One must only open the librarians' web site, the "Hall of Shame," at personalpages.tds.net/~berek/shame.html to see that trade books from many publishers do not earn any durability awards. Despite this well-trafficked web site, publishers are ignoring librarians' complaints and only occasionally are they replacing defective titles with another binding that is no better. The problem is not new. This is why librarians and library binders got together in 1923 to draft the first specifications for library binding.

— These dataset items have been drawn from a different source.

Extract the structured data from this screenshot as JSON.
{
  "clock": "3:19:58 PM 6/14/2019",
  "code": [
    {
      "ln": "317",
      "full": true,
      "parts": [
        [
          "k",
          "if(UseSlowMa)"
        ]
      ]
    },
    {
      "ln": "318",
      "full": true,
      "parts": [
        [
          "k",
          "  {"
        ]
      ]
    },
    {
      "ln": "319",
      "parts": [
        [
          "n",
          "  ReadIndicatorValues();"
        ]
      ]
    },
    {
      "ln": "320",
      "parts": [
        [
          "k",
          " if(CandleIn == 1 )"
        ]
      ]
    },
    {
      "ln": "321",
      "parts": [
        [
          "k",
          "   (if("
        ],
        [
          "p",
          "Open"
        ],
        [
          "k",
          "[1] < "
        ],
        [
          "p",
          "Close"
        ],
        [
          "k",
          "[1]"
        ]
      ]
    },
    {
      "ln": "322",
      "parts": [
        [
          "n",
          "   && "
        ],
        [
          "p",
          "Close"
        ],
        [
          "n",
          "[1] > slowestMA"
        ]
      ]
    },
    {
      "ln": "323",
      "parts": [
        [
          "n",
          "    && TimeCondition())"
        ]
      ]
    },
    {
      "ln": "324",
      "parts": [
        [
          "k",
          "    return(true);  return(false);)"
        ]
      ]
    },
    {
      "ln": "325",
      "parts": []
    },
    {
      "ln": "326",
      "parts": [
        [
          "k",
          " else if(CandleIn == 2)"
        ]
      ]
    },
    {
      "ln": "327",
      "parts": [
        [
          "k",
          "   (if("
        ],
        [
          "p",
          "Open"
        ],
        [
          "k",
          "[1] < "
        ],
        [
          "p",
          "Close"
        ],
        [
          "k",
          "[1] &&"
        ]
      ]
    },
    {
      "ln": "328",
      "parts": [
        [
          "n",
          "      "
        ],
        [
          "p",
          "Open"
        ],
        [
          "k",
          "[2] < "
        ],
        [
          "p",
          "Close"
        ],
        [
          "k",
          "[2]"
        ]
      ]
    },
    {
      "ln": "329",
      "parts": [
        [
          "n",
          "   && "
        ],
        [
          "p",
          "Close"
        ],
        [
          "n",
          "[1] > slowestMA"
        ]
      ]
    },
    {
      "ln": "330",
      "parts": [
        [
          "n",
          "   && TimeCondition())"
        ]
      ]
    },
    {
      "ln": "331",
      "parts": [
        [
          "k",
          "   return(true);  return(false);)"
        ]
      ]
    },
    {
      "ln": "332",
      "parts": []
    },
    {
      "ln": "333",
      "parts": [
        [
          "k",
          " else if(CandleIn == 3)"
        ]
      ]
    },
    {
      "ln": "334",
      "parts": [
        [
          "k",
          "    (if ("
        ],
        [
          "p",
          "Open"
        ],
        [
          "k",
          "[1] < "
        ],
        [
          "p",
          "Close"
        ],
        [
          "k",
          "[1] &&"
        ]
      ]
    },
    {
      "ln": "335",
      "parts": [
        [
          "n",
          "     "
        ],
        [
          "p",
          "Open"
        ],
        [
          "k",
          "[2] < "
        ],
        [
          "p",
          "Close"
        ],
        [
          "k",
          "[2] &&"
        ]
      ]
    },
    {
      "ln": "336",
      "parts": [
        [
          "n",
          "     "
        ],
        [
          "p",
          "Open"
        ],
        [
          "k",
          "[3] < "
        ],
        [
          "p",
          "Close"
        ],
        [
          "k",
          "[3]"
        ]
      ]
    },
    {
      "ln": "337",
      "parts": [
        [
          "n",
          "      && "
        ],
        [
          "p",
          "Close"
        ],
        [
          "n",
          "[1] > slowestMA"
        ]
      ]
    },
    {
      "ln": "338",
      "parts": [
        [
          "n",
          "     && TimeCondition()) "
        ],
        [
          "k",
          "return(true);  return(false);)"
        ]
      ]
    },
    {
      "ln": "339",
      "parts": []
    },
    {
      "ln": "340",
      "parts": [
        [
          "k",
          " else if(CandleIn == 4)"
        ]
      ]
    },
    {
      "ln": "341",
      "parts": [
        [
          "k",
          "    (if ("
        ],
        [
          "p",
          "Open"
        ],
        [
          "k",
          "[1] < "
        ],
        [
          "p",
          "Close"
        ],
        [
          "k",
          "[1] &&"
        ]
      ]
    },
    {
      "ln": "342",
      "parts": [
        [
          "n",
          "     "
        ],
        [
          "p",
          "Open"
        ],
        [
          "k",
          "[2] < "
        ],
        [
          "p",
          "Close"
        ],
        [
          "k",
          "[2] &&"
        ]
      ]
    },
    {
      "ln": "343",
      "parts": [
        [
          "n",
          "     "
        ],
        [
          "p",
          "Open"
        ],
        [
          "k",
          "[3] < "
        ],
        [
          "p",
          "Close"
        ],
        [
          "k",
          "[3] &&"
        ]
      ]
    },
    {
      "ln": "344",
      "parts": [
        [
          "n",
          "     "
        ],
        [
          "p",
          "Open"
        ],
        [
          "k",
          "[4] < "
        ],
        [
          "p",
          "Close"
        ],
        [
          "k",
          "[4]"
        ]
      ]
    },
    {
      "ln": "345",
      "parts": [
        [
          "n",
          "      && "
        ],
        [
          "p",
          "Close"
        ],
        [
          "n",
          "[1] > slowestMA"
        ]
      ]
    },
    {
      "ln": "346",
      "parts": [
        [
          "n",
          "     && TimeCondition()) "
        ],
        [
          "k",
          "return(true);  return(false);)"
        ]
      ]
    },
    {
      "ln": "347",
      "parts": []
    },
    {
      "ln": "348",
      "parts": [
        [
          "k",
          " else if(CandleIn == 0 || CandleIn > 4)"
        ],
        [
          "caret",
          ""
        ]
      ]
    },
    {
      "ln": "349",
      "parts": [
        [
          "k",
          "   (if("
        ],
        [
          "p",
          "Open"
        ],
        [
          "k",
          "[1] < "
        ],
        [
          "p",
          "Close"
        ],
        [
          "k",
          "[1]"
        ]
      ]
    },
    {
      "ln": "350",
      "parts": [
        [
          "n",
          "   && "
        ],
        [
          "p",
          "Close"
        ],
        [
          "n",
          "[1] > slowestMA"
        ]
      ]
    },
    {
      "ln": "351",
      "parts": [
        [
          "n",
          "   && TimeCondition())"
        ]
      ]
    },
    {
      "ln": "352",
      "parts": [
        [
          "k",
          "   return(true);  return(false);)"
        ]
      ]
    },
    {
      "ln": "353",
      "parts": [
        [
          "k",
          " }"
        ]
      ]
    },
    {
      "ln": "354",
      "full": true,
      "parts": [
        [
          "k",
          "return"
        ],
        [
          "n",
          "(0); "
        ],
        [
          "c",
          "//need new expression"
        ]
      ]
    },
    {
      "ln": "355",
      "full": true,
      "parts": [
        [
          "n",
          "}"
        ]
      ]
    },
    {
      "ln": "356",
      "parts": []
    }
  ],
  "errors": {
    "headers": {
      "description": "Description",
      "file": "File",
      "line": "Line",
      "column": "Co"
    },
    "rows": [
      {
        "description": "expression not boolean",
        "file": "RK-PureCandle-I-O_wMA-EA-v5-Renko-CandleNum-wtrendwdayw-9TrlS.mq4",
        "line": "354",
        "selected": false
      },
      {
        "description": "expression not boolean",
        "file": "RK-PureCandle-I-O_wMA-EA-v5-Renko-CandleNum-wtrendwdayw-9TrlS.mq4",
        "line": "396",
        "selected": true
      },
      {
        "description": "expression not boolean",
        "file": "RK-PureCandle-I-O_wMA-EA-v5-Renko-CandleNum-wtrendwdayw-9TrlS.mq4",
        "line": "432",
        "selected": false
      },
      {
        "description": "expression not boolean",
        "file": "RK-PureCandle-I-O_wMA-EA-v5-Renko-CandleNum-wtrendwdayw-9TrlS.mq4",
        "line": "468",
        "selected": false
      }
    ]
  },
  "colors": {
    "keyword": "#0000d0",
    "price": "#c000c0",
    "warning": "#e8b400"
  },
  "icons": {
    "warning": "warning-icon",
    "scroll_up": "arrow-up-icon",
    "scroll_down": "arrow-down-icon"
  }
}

These specifications have been refined for the past 80 years and today represent a book quality that will withstand over 100 circulations in a library or school environment. However, there is a catch. Publishers and others, eager to make an extra dollar, market "library bindings" to schools and libraries. You should be aware that these are not certified bindings which meet the latest tough NISO/LBI Standard for library binding. We also call them "Reinforced Edition bindings." Having worked many years in book manufacture, this writer helped write the specifications for library bindings. True, they are better than today's poor quality trade edition books, but they are no match for a certified, pre-bound library book bound in accordance to the NISO/LBI Standard. To avoid disappointments with binding quality, librarians and administrators purchasing pre-bound books should make sure that the binder is certified and warranties its work. The Standard specifies methods and materials for binding volumes capable of withstanding library use, a binding that is sturdy and durable.

New books are expensive and a little bit more money spent for a far superior binding is one of the best investments. Librarians need to understand the differences between trade editions, publisher's reinforced editions, pre-bound library editions and pre-bound paperback editions so they can buy the right book for their intended use and make the best use of the taxpayers' money.